Comment by citrin_ru
2 years ago
SQLite doesn't look like a good fit for large logs - nothing can beat liner write at least on HDD and with plain text logs you will have it (though linear write of compressed data even better but rare software supports it out of the box). With SQLite I would expect more write requests for the same stream of logs (may be not much more). Reading analysis will be faster than using grep over plain text log only if you'll create indices which add write cost (and space overhead).
ClikcHouse works really well when you need to store and analyze large logs but compare to SQLite it would require to maintain a server(s). There is DuckDB which is embedded like SQLite and it could be a better than SQLite fit for logs but I have no experience with DuckDB.
SQLite is meant for transactional data, DuckDB for analytical data.
I am not sure which one would be better for logs, I would need to play around with it. But i am not sure if SQLite wouldn’t be a better fit.

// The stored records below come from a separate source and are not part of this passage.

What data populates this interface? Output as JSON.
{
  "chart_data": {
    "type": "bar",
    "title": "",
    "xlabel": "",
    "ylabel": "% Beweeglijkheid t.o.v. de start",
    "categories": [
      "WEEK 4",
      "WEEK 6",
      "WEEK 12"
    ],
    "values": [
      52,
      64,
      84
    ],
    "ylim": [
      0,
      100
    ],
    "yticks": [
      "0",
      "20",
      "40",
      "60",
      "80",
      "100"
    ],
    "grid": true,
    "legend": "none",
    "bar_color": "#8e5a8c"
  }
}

Logs can be different but most of the time it is close to analytics than to transaction processing. Also the way to get a fast SELECT in SQLite (and most traditional relational databases) is to use indexes and indexes IMHO don't work well with logs - you may need to use any column in a WHERE condition and having all columns indexed requires a lot of space and reduces write speed. Additionally many columns in logs have low cardinality and an index doesn't significantly reduces query time compare to a full scan. So with logs one often have to use full-scan queries and full-scan is where columnar storage works much better than a row-oriented storage. Additionally with a columnar storage you are getting a better compression ratio which allows to save space (often important for logs) and increase read speed.